Figure 6.. BCMA-CAR+CD38-CCR T cells show enhanced in vivo anti-tumor function, improved persistence, and reduced expression of exhaustion markers.

(A) A schematic representation of the MM scaffold-based xenograft murine model is shown. 10 × 10⁶ Luc-GFP UM9 cells were administrated intravenously. Mock-transduced, BCMA-28ζ, BCMA-BBζ or BCMA-28ζ+CD38-BB CAR T cells were infused intravenously 7 days later. Tumor burden was measured weekly by BLI. (B) Representative BLI images of two time points are shown, with the pixel intensity represented in color. (C) Average tumor burden of mice was quantified by BLI and is depicted as units of photons per second per square centimeter per steradian (ph/sec/cm²/sr) (n=4 mice per group). Statistical analysis was performed using a two-way ANOVA and subsequent multiple comparison, corrected by Turkey test. *p<0.05. (D to H) Post-mortem scaffolds were harvested from each mouse and dissociated. Single-cell suspensions were counted, stained, and measured by flow cytometry. (D) Absolute UM9 tumor cell (GFP⁺/CD38⁺) numbers in the scaffolds are shown. Each dot represents one scaffold. (E) Absolute CAR T cell numbers in the scaffolds are shown. Each dot represents one scaffold. (F) CD4 and CD8 CAR T cell percentages in each scaffold are shown. (G) Violin plots show the expression of PD-1, LAG-3, and TIM-3 on CAR T cells isolated from scaffolds. (H) Co-expression of inhibitory receptors of (G) are presented. Statistical comparisons in (D), (E), and (G) were performed by Kruskal-Wallis test between the indicated groups; ns, not significant. *p<0.05, **p<0.01, ***p<0.001, ****p<0.0001.

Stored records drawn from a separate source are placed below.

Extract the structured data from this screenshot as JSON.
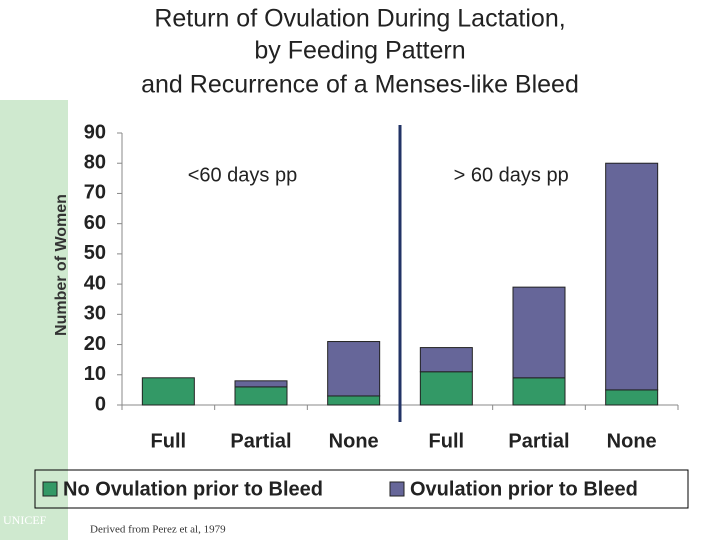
{
  "chart_data": {
    "type": "stacked_bar",
    "title": [
      "Return of Ovulation During Lactation,",
      "by Feeding Pattern",
      "and Recurrence of a Menses-like Bleed"
    ],
    "y_label": "Number of Women",
    "categories": [
      "Full",
      "Partial",
      "None",
      "Full",
      "Partial",
      "None"
    ],
    "series": [
      {
        "name": "No Ovulation prior to Bleed",
        "color": "#339966",
        "values": [
          9,
          6,
          3,
          11,
          9,
          5
        ]
      },
      {
        "name": "Ovulation prior to Bleed",
        "color": "#666699",
        "values": [
          0,
          2,
          18,
          8,
          30,
          75
        ]
      }
    ],
    "annotations": [
      "<60 days pp",
      "> 60 days pp"
    ],
    "ylim": [
      0,
      90
    ],
    "yticks": [
      0,
      10,
      20,
      30,
      40,
      50,
      60,
      70,
      80,
      90
    ],
    "grid": false,
    "legend": "bottom"
  },
  "footer": {
    "organization": "UNICEF",
    "source": "Derived from Perez et al, 1979"
  }
}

Figure 7.. The CD19-CAR+CD38-CCR combination elicits improved in vivo anti-tumor function against tumor variants with very low antigen density.

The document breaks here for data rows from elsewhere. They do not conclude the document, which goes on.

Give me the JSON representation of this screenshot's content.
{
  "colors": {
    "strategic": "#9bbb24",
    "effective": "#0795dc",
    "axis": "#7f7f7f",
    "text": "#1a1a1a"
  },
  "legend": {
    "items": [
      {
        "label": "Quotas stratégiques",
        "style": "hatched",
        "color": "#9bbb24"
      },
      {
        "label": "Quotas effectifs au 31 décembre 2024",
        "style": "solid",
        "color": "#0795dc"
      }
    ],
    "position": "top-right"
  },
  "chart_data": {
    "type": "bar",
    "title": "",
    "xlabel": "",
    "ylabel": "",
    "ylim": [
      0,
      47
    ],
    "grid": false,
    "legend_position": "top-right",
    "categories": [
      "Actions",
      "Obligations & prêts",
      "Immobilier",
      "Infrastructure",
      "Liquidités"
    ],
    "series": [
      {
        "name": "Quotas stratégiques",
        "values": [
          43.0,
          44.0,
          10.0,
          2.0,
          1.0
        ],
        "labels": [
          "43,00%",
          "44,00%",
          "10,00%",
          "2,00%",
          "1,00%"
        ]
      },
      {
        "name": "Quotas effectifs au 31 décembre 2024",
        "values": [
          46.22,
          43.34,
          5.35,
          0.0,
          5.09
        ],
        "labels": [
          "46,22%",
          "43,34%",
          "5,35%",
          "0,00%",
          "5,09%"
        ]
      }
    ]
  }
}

(A) A schematic representation of the ALL in vivo model is shown. 0.5 × 10⁶ FFLuc-GFP NALM6 clone 12.4 or NALM6 clone 2 cells were administrated intravenously. Untransduced, CD38-28BB, CD19-ΒΒζ, CD19-28ζ, CD19-ζ+CD38-28BB, CD19-28ζ+CD38-BB or CD19-28ζ+CD38-28BB CAR T cells were infused intravenously 4 days later. Tumor burden was measured weekly by BLI. (B) Representative images of three time points are shown with the pixel intensity represented in color. (C) Average tumor burden of mice injected with FFLuc-GFP NALM6 clone 12.4 cells is shown over time. Tumor burden is depicted as units of photons per second per square centimeter per steradian (ph/sec/cm²/sr) (n=5 mice per group). (D) Survival of mice injected with NALM6 clone 12-4 is shown. (E) Average tumor burden of mice injected with FFLuc-GFP NALM6 clone 2 cells is shown over time. Tumor burden is depicted as units of photons per second per square centimeter per steradian (ph/sec/cm²/sr); n=5 mice per group. (F) Survival of mice injected with NALM6 clone 2 is shown. Statistical analysis of tumor burden (C and E) was performed with two-way ANOVAs and subsequent multiple comparison, corrected by Turkey test. *p<0.05. Statistical analysis of survival (D and F) was performed with log-rank tests. ***p<0.001, ****p<0.0001.